Credit to http://lannacharmwholesalehomedecor.ecrater.com

Anything you want, you can find, though I never found a wallet I wanted.  Commercialized goods all the way to handmade crafts and traditional Thai trinkets.  Get ready to bargain and don't be afraid to walk away if you're not satisfied with the price.  You'll see whatever it is again in the next 20 feet.  My favorite part of the market was the sidewalk massages.  Shops set up mats with pillows and blankets right out on the streets and go to it.  This was the first massage of several Carey and I indulged in on our trip.  It was also the most unique.  We were positioned on our stomachs next to one another, parallel to the street, as the two Thai women who worked on our backs chattered happily away and crowds passed by curiously.  You can hear the sounds of the market and the people all around you and you're just there, in it, in the elements.  It was strange and unexpectedly soothing.  It cost $1.80 for 30 minutes.  

Food, food, and more food.  Fruit, vegetables, fish, noodles, rice, huge blocks of jiggly black stuff, spring rolls, gyoza, corn, corn, and more corn.  I watched a lady make some kind of meatballs by squeezing a mass of meat mixture through her fist and pinching the blobs off into some kind of hot liquid like she'd been doing it her whole life.  And, perhaps she had.  Some of it looked amazing, the enormous mounds of rice and noodles, the sweets.  Some of it was less than appetizing.  I considered eating a bug just to say I had, but really, why would anyone want to do that?  They had them.. crickets, scorpions, things I can't name.  

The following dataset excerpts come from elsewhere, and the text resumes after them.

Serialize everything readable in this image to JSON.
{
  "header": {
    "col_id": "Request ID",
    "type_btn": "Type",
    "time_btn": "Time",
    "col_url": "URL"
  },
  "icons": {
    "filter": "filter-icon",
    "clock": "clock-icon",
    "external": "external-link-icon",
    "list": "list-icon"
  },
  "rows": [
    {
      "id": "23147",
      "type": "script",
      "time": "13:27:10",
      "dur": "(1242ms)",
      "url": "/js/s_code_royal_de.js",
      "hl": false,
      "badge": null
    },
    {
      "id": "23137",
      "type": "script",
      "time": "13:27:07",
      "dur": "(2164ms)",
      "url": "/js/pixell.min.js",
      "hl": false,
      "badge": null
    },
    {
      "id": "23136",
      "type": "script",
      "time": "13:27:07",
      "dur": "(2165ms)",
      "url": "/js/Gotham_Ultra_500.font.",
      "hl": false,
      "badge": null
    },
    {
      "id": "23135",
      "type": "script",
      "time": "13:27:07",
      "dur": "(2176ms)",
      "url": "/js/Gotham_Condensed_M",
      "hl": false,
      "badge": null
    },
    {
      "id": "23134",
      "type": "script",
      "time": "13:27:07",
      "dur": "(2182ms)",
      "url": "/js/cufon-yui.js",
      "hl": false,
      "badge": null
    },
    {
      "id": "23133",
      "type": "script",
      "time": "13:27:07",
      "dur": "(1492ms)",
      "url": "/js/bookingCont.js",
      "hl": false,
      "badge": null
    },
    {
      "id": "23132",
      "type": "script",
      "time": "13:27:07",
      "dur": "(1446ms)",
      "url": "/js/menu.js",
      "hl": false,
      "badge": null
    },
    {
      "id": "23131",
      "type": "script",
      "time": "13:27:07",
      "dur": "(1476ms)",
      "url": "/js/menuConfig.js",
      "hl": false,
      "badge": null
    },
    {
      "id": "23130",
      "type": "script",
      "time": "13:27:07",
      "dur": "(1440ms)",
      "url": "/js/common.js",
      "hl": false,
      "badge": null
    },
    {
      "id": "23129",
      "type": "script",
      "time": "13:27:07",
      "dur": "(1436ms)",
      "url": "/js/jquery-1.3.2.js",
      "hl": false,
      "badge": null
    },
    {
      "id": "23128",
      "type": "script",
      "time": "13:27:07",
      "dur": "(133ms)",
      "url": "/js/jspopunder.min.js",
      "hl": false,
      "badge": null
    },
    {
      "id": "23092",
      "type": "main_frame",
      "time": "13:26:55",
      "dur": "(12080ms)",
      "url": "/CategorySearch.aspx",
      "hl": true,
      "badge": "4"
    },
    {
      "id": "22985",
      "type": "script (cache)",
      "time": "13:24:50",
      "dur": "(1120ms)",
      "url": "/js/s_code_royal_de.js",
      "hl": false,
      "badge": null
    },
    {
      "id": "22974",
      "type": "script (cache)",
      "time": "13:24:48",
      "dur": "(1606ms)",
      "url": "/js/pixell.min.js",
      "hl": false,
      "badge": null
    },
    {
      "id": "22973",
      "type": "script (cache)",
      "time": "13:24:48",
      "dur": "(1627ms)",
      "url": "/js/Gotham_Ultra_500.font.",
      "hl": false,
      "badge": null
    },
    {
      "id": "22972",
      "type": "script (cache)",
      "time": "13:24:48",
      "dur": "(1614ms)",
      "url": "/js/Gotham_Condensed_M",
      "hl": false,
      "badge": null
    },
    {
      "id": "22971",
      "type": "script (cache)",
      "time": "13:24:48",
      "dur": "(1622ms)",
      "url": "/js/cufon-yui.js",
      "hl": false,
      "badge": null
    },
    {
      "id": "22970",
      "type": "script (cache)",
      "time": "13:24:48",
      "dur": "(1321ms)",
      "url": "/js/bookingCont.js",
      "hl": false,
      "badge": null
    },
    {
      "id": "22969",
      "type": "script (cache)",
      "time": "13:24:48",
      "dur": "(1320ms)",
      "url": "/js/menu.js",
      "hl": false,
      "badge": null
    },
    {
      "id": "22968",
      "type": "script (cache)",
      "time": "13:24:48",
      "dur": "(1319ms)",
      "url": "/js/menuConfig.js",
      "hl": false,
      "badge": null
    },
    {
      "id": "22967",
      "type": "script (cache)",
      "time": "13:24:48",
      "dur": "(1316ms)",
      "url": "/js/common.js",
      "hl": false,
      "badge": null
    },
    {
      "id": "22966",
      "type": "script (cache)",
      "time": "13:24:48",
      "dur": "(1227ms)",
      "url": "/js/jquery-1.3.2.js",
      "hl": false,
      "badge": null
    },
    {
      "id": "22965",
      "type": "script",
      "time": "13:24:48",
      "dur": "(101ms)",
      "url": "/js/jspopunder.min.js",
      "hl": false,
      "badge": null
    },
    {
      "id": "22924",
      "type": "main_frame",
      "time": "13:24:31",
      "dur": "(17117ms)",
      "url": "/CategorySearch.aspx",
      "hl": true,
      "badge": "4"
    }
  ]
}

The streets in Chiang Mai are all narrow, and where the market is set up, is no exception.  From a stall on the left side, to a stall on the right side, may have been 12 of my little steps across.  Imagine my surprise (and heartbreak) when we began to come across people seated in the street.  This was the worst part for me.  Here, in the tiny streets of Chiang Mai's bustling night market, you find the poor, the blind, the disfigured, the mentally ill, children dressed up and singing with no joy in their voice or happiness in their eyes, a row of four or five men with varying handicaps playing handmade instruments to passersby.  Was it hard to see?  Of course it was.  But the truly hard part for me, is not in their state of being or their physical appearance, but in the lack of resources that I know exist in Thailand to help these people.  I couldn't help but wonder, where do you go at the end of the night?  How do you eat?  Who takes care of you?  How did you get here?  How do you stay warm?  I can still see them when I close my eyes.  I don't think i'll ever be able to forget them.  A crusade more than worth fighting but one that could not be won.  In my heart i'd like to fight it, but cannot foresee winning.  Not in Thailand.  Not yet.